Tuesday, April 28, 2009

Dualist and the Resurrection

I regularly read blogs that discuss the Sunday Bible Readings. My favourite of these is probably the Disclosing New Worlds blog. In the reflection from last week's Sunday readings (Luke 24:36-48) there is this gem:
The key question is whether this world and these bodies of ours have a future with God. It’s a question, therefore, about the meaning and content of salvation. Resurrection says that salvation is recreation - salvation for this world. God could have done at least two things differently. The first is to have abandoned us and our world because we rejected God. Resurrection tells us that God doesn’t do that - even when we have resisted God’s companionship to the point of murdering God’s Son! The second is to abandon creation but not human beings. In this case, salvation would be escape or rescue from the world. God could say, “You are not your bodies. The ‘real you’ is non-material. And this world isn’t ultimately ‘real’ - ultimate reality is another place altogether, called heaven. So let me rescue you from all this mess of creation (bodies, earth etc)”. God, in other words, could be a dualist.
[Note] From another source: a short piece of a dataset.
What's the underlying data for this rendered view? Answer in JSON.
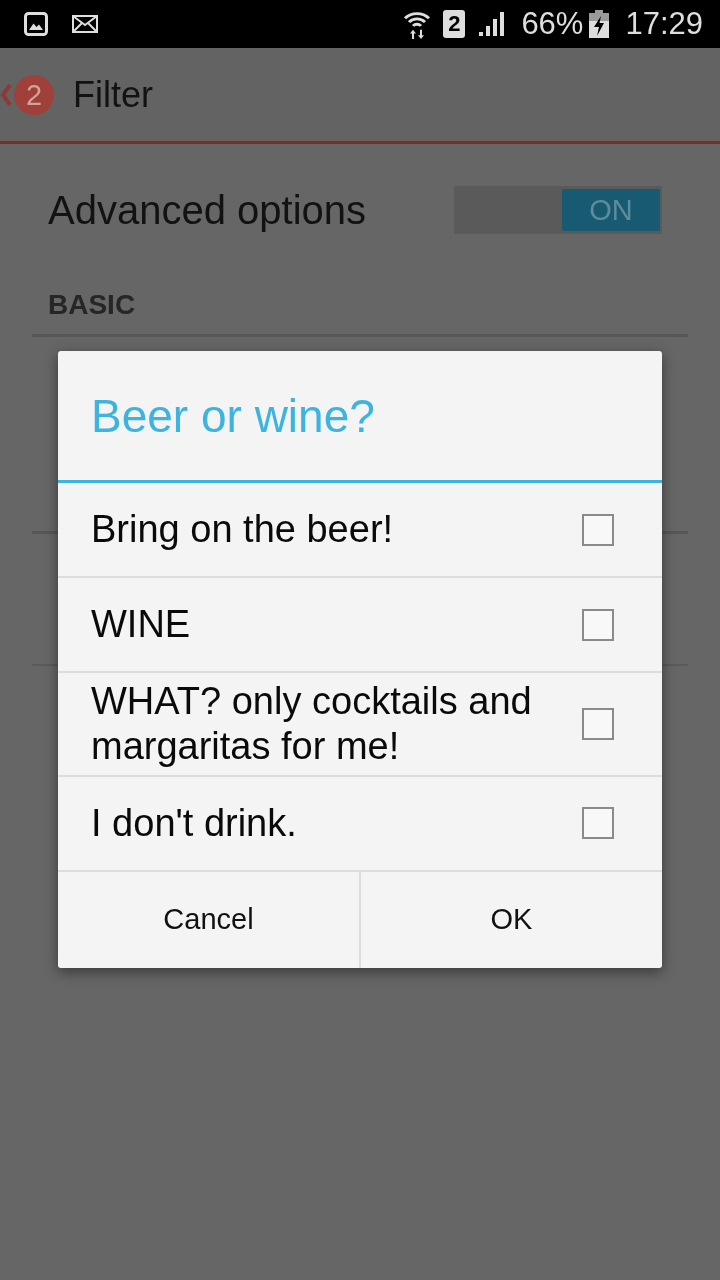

But resurrection is anti-dualist. God isn’t a Hindu, or Buddhist, or classical Greek deity. The Hebrew and Christian God is a God who is inextricably linked to creation by love and a determination to save what has been created. Matter matters! Bodies matter! God embraces body in Jesus (Incarnation) and enters into our world. God becomes part of our world. And God does so in order to save it by transforming it into all that it was always intended to be. (source)

Yes, yes! Matter matters! I can't tell you how often I've preached this point. Yet the latent gnosticism of our culture (or perhaps gnosticism in inherit in some way--an aspect of original sin/existential guilt?) still tries to emerge! Sigh.

I remember eating lunch with Marilyn Adams (hard-core philosopher and theologian) in seminary many years ago and someone asked her about the meaning of bodily resurrection. She replied that she thought this was a teaching about how our distinctness from each other will be preserved in our resurrected state. In other words, our experience autonomy or separateness will have continuity between this world and next. Whereas other things, like the limitations of death or disease, will not have continuity. This is a very powerful teaching that generally doesn't get sufficient press.